Nel meeting, loro stessi hanno ricordato le recenti segnalazioni a: Piri Piri; in Mar Grande; in fondale non noto di Mar Piccolo, di Mare per sempre; a Porto Pirrone, in tempo reale, in fase di verifica.

L'appello ai sommozzatori

Ai centri diving, si sono aggiunti Vigili del Fuoco, Guardia di Finanza Sdai Marina Militare (Servizio difesa antimezzi insidiosi) e si chiede a tutti i sommozzatori di continuare a segnalare ad sos.pinna@irsa.cnr.it, nella speranza di rintracciare gruppi più numerosi in zone protette, poter studiare almeno un esemplare e trovare finalmente questo elisir di lunga vita.

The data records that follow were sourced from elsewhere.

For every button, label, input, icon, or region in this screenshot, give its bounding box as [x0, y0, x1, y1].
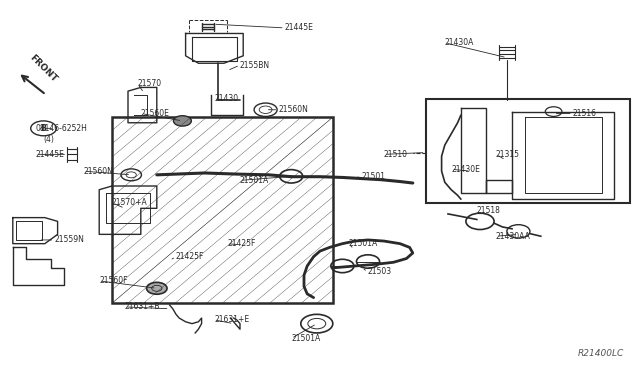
- Bar: [426, 99, 630, 203]
- Circle shape: [147, 282, 167, 294]
- Text: 21501A: 21501A: [291, 334, 321, 343]
- Circle shape: [31, 121, 56, 136]
- Text: 21501A: 21501A: [240, 176, 269, 185]
- Text: 21501: 21501: [362, 172, 385, 181]
- Text: 21560E: 21560E: [141, 109, 170, 118]
- Text: 21430: 21430: [214, 94, 239, 103]
- Text: 21445E: 21445E: [285, 23, 314, 32]
- Bar: [112, 117, 333, 303]
- Text: 21560N: 21560N: [83, 167, 113, 176]
- Text: 2155BN: 2155BN: [240, 61, 270, 70]
- Text: 21516: 21516: [573, 109, 596, 118]
- Text: 21631+E: 21631+E: [214, 315, 250, 324]
- Circle shape: [173, 116, 191, 126]
- Text: 21631+B: 21631+B: [125, 302, 160, 311]
- Text: 21425F: 21425F: [227, 239, 255, 248]
- Text: B: B: [41, 124, 46, 133]
- Text: 08146-6252H: 08146-6252H: [35, 124, 87, 133]
- Text: 21430AA: 21430AA: [496, 232, 531, 241]
- Text: 21560N: 21560N: [278, 105, 308, 114]
- Text: 21315: 21315: [496, 150, 520, 159]
- Text: 21503: 21503: [368, 267, 392, 276]
- Text: 21560F: 21560F: [99, 276, 128, 285]
- Text: 21445E: 21445E: [35, 150, 64, 159]
- Text: 21501A: 21501A: [349, 239, 378, 248]
- Text: (4): (4): [44, 135, 54, 144]
- Text: FRONT: FRONT: [28, 54, 59, 84]
- Text: 21430A: 21430A: [445, 38, 474, 47]
- Text: 21570: 21570: [138, 79, 162, 88]
- Text: 21425F: 21425F: [176, 252, 204, 261]
- Text: R21400LC: R21400LC: [578, 349, 624, 358]
- Text: 21430E: 21430E: [451, 165, 480, 174]
- Text: 21518: 21518: [477, 206, 500, 215]
- Text: 21559N: 21559N: [54, 235, 84, 244]
- Text: 21510: 21510: [384, 150, 408, 159]
- Text: 21570+A: 21570+A: [112, 198, 148, 207]
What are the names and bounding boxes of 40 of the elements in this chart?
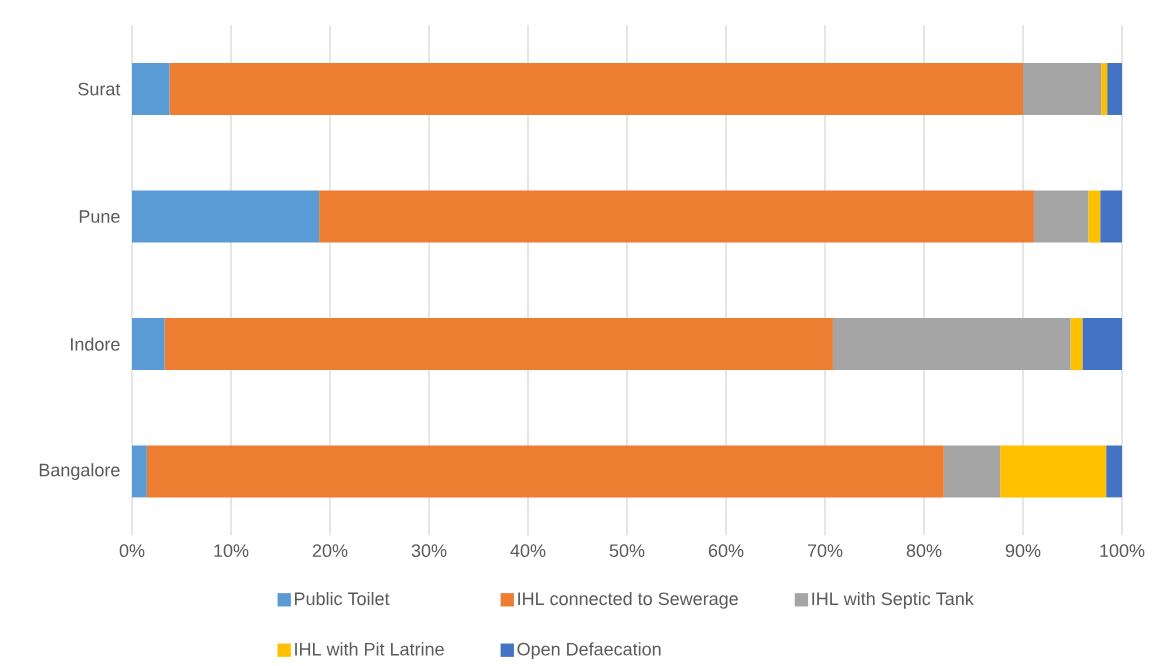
bar	[1107, 63, 1122, 116]
legend-label: IHL with Septic Tank	[812, 591, 974, 609]
bar	[1070, 318, 1083, 371]
bar	[319, 190, 1034, 243]
bar	[1033, 190, 1089, 243]
bar	[1023, 63, 1102, 116]
bar	[1101, 63, 1108, 116]
bar	[1088, 190, 1101, 243]
legend-label: Public Toilet	[295, 591, 390, 606]
legend-label: IHL with Pit Latrine	[295, 642, 444, 656]
bar	[943, 445, 1001, 498]
bar	[164, 318, 833, 371]
bar	[1000, 445, 1107, 498]
x-tick-label: 60%	[708, 544, 744, 557]
x-tick-label: 30%	[411, 544, 447, 557]
bar	[132, 63, 170, 116]
x-tick-label: 80%	[906, 544, 942, 557]
legend-label: IHL connected to Sewerage	[518, 591, 738, 609]
x-tick-label: 20%	[312, 544, 348, 557]
x-tick-label: 90%	[1005, 544, 1041, 557]
legend-label: Open Defaecation	[517, 642, 661, 660]
bar	[146, 445, 944, 498]
y-tick-label: Indore	[71, 337, 120, 351]
bar	[169, 63, 1023, 116]
bar	[1100, 190, 1122, 243]
x-tick-label: 40%	[510, 544, 546, 557]
bar	[1082, 318, 1122, 371]
x-tick-label: 100%	[1100, 544, 1145, 557]
x-tick-label: 0%	[119, 544, 145, 557]
bar	[1106, 445, 1122, 498]
x-tick-label: 50%	[609, 544, 645, 557]
bar	[832, 318, 1071, 371]
bar	[132, 445, 147, 498]
bar	[132, 318, 165, 371]
y-tick-label: Pune	[79, 210, 120, 223]
y-tick-label: Surat	[78, 82, 121, 96]
x-tick-label: 70%	[807, 544, 843, 557]
bar	[132, 190, 320, 243]
y-tick-label: Bangalore	[39, 463, 120, 480]
x-tick-label: 10%	[214, 544, 249, 557]
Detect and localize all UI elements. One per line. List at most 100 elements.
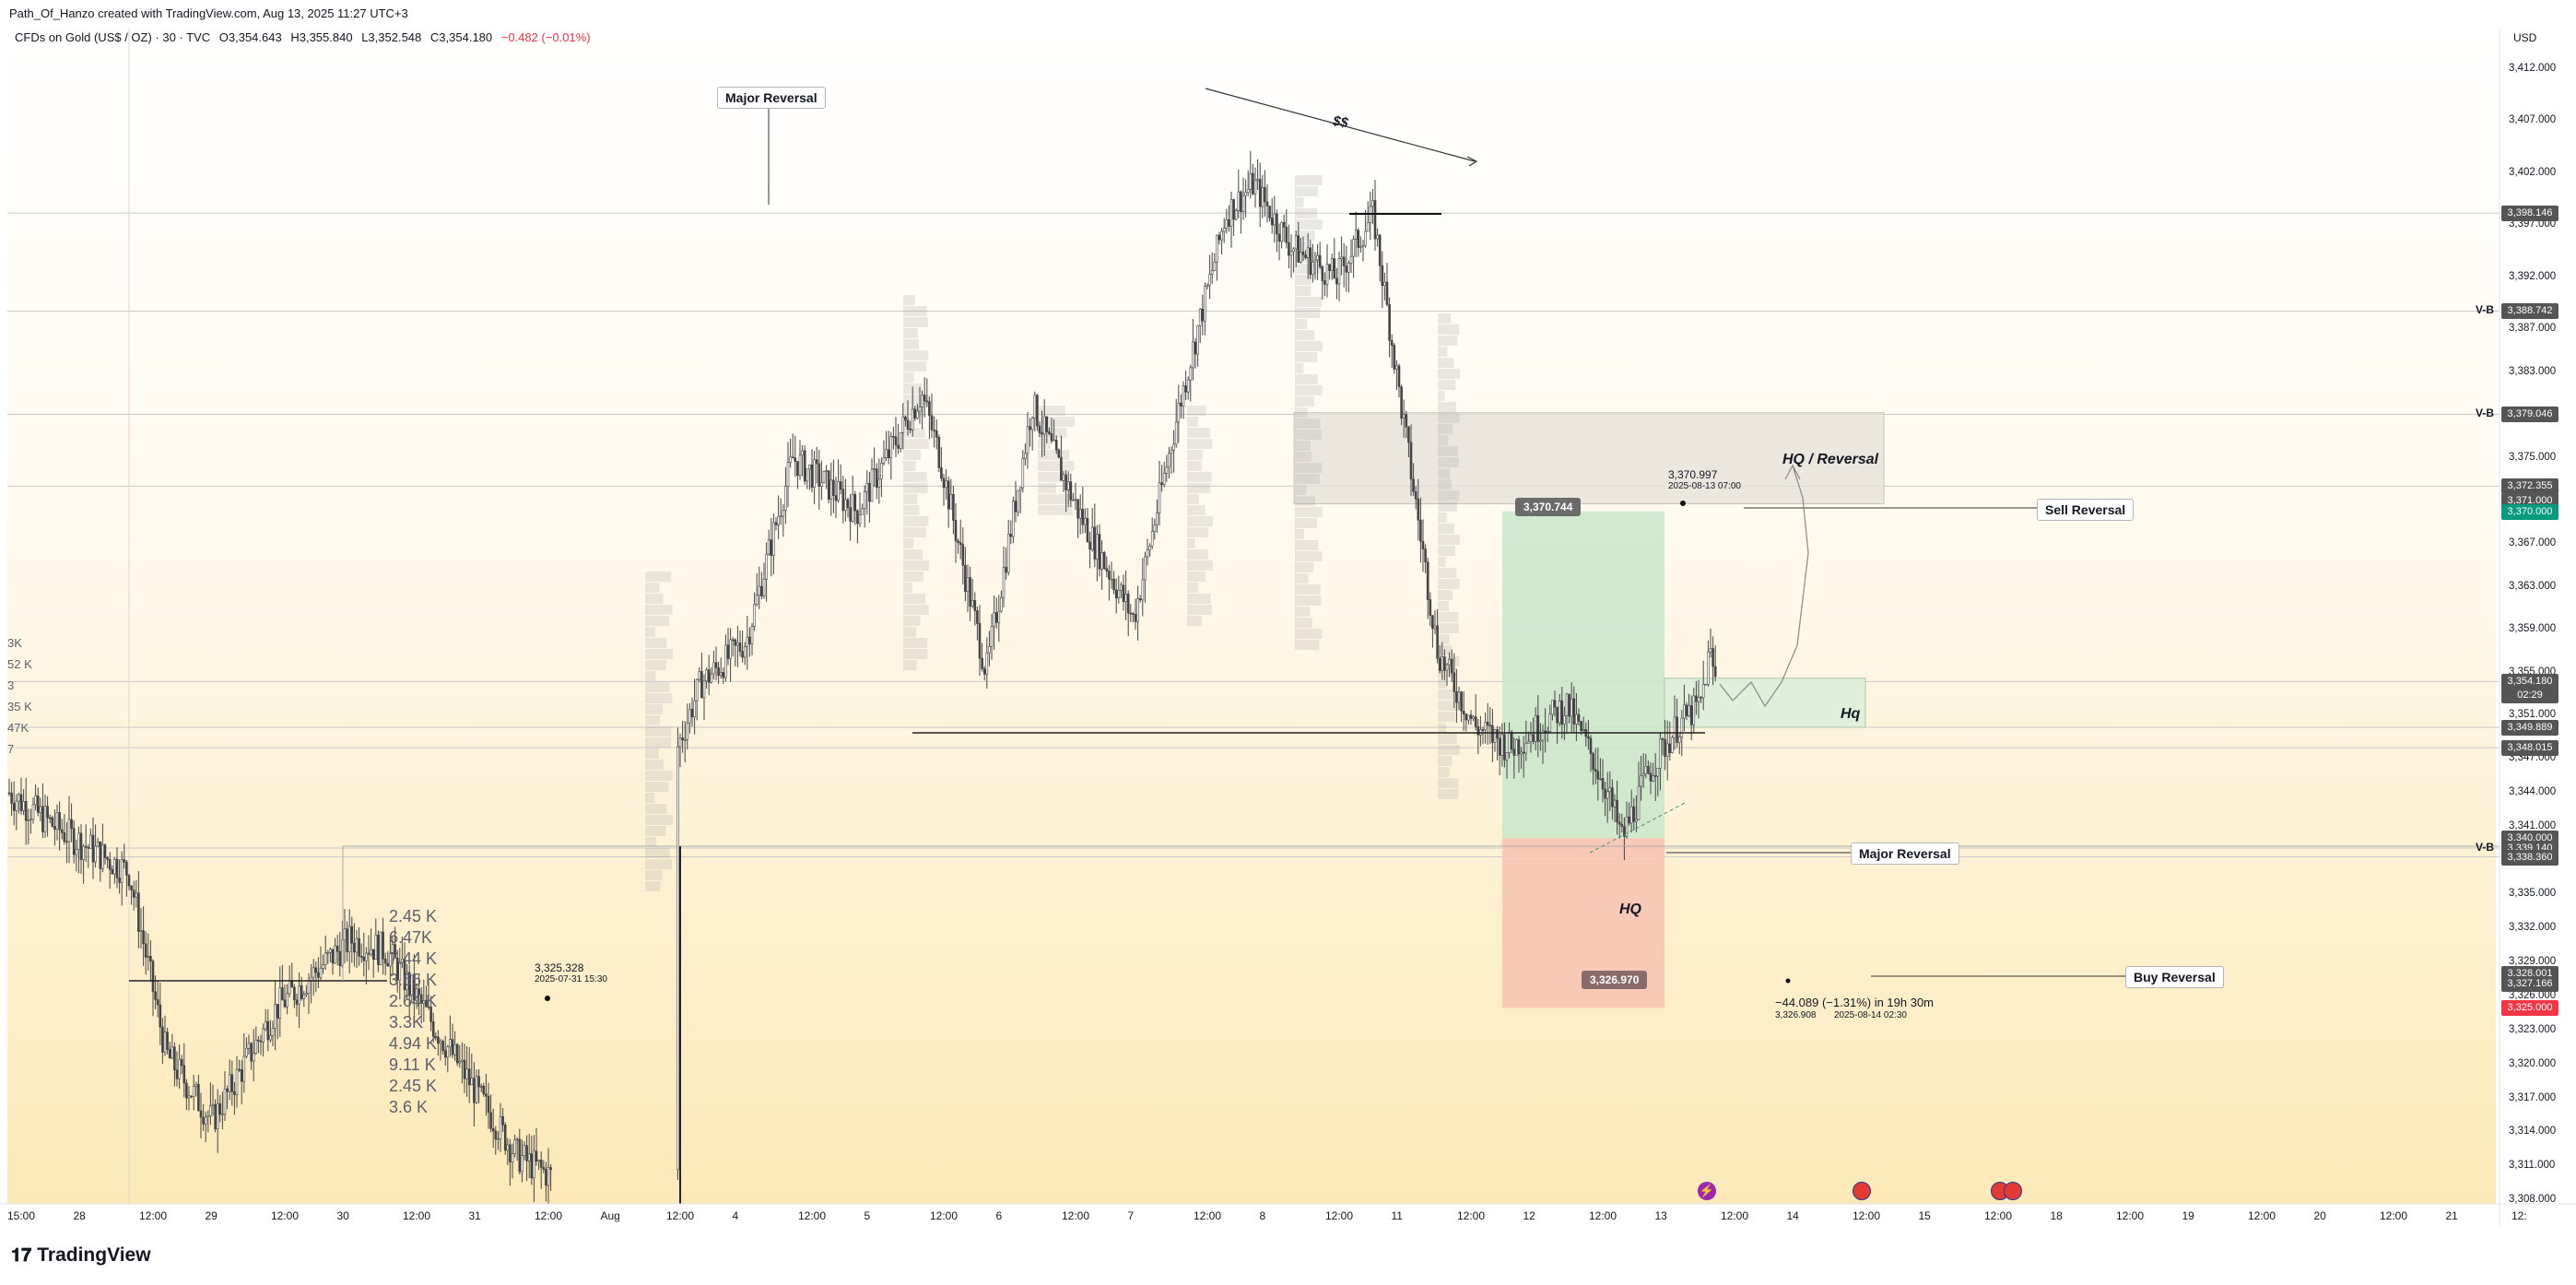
candle-body	[202, 1116, 205, 1125]
time-tick-label: 19	[2182, 1209, 2194, 1222]
hq-low-label[interactable]: HQ	[1619, 902, 1641, 917]
candle-body	[79, 832, 83, 860]
candle-body	[455, 1043, 459, 1064]
time-tick-label: 12:00	[666, 1209, 695, 1222]
candle-body	[892, 436, 895, 438]
entry-price-tag[interactable]: 3,370.744	[1515, 498, 1582, 516]
us-flag-event-icon-3[interactable]	[2004, 1182, 2022, 1200]
candle-body	[43, 806, 47, 832]
candle-body	[1673, 716, 1676, 738]
candle-body	[1244, 192, 1247, 196]
us-flag-event-icon[interactable]	[1853, 1182, 1871, 1200]
left-edge-label: 3	[7, 678, 15, 692]
trendline-arrow	[1466, 156, 1478, 167]
candle-body	[899, 431, 902, 449]
candle-body	[1594, 769, 1597, 772]
candle-body	[1098, 534, 1101, 570]
candle-body	[858, 513, 862, 525]
volume-profile-bar	[1295, 474, 1320, 484]
hq-box-label[interactable]: Hq	[1841, 706, 1861, 722]
volume-profile-bar	[645, 749, 659, 759]
candle-body	[173, 1046, 176, 1070]
candle-body	[161, 1026, 164, 1053]
candle-body	[537, 1160, 540, 1161]
candle-body	[856, 510, 859, 525]
candle-body	[909, 429, 912, 430]
legend-close: C3,354.180	[429, 30, 493, 44]
time-tick-label: 12:00	[1194, 1209, 1222, 1222]
candle-body	[1647, 766, 1650, 774]
hq-reversal-label[interactable]: HQ / Reversal	[1782, 452, 1879, 467]
measure-main: −44.089 (−1.31%) in 19h 30m	[1775, 996, 1935, 1009]
candle-body	[1180, 402, 1182, 407]
legend-symbol[interactable]: CFDs on Gold (US$ / OZ) · 30 · TVC	[15, 30, 211, 44]
candle-body	[1500, 734, 1504, 756]
symbol-legend[interactable]: CFDs on Gold (US$ / OZ) · 30 · TVC O3,35…	[15, 30, 596, 44]
volume-profile-bar	[1187, 505, 1206, 515]
candle-body	[1539, 739, 1542, 742]
candle-body	[1321, 266, 1324, 281]
candle-body	[746, 636, 749, 648]
candle-body	[1093, 526, 1097, 560]
time-tick-label: 12:00	[798, 1209, 827, 1222]
candle-body	[305, 993, 308, 996]
candle-body	[1623, 826, 1626, 837]
candle-body	[923, 395, 926, 402]
candle-body	[961, 544, 965, 566]
major-reversal-top-label[interactable]: Major Reversal	[717, 87, 826, 109]
candle-body	[159, 1004, 162, 1028]
tradingview-logo[interactable]: 𝟏𝟕 TradingView	[11, 1244, 151, 1267]
candle-body	[734, 639, 737, 646]
candle-body	[1018, 487, 1022, 491]
candle-body	[1611, 787, 1614, 808]
candle-body	[247, 1043, 251, 1049]
candle-body	[180, 1058, 183, 1067]
profit-zone	[1502, 511, 1664, 839]
candle-body	[1312, 261, 1314, 276]
volume-profile-bar	[645, 682, 670, 692]
candle-body	[1208, 274, 1211, 286]
volume-profile-bar	[1295, 286, 1312, 296]
candle-body	[242, 1055, 246, 1082]
buy-reversal-label[interactable]: Buy Reversal	[2125, 966, 2224, 988]
currency-label[interactable]: USD	[2513, 31, 2537, 44]
candle-body	[394, 944, 396, 959]
price-tag: 3,325.000	[2501, 1000, 2558, 1017]
candle-body	[1117, 590, 1121, 599]
target-price-tag[interactable]: 3,326.970	[1582, 971, 1648, 989]
candle-body	[1021, 458, 1025, 489]
candle-body	[1467, 714, 1470, 721]
volume-profile-bar	[1438, 546, 1455, 556]
lightning-event-icon[interactable]: ⚡	[1698, 1182, 1716, 1200]
candle-body	[326, 951, 330, 954]
candle-body	[772, 522, 775, 557]
candle-body	[1041, 432, 1043, 435]
candle-body	[760, 585, 763, 596]
candle-body	[681, 737, 684, 741]
volume-profile-bar	[1187, 572, 1206, 582]
volume-profile-bar	[1438, 723, 1446, 733]
volume-profile-bar	[1295, 496, 1316, 506]
candle-body	[954, 520, 958, 542]
candle-body	[1601, 778, 1605, 790]
candle-body	[1330, 258, 1334, 271]
candle-body	[853, 494, 857, 512]
candle-body	[84, 845, 88, 848]
ss-label[interactable]: $$	[1331, 112, 1350, 132]
major-reversal-mid-label[interactable]: Major Reversal	[1851, 843, 1959, 865]
candle-body	[726, 644, 730, 659]
candle-body	[319, 968, 323, 978]
price-tick-label: 3,402.000	[2509, 167, 2557, 178]
candle-body	[419, 994, 423, 1004]
candle-body	[137, 892, 140, 932]
time-tick-label: 6	[995, 1209, 1003, 1222]
candle-body	[765, 553, 768, 580]
candle-body	[1168, 453, 1170, 468]
candle-body	[1433, 625, 1437, 630]
sell-reversal-label[interactable]: Sell Reversal	[2037, 499, 2135, 521]
volume-profile-bar	[903, 472, 927, 482]
candle-body	[1496, 729, 1499, 739]
candle-body	[1096, 534, 1099, 560]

«La pinna nobilis è endemica nel Mediterraneo - spiega il ricercatore Irsa Cnr Giovanni Fanelli - ed al pari della cernia bruna, è una specie iconica.
Prima della guerra erano tante. A Taranto, estraevano il suo bisso e lo lavoravano. Adesso, microrganismi probabilmente si trasferiscono tramite ospite intermedio sfruttando le correnti e la infettano. Colleghi di Genova hanno presentato un progetto europeo, finanziato, sulla riproduzione artificiale e non riescono a trovare una pinna viva. Io mi aspetto di trovare pinnae piccoline. Giuseppe Denti sarà il collettore di tutte le segnalazioni. Noi vedremo se è viva e se è pinna nobilis. Incominceremo a monitorarla. Utilizzeremo una sorta di gps subacqueo messo a punto da Fabio Matacchiera. Vogliamo raccogliere dati, capire perché sopravvivono e salvare tutta la specie. In cambio, possiamo dare visibilità».
L'Iucn, Unione internazionale conservazione natura, ha inserito la pinna nobilis in una lista rossa di specie a rischio, vicina all'estinzione e raccomanda azioni di salvaguardia. Un'iniziativa preannunciata a riguardo potrebbe essere la presentazione, in sinergia con Club Unesco, di una proposta di inserimento nel patrimonio Unesco, affinché si aprano altre strade in supporto alla ricerca, e già sono arrivate 35 lettere di approvazione di ricercatori di tutti i paesi mediterranei.
Un sogno nel cassetto sarebbe aprire una scuola di tessitura di bisso, grazie alla celebre artigiana sarda Chiara Vigo, che a quanto pare anni fa in un incontro in una scuola tarantina promise di contribuire.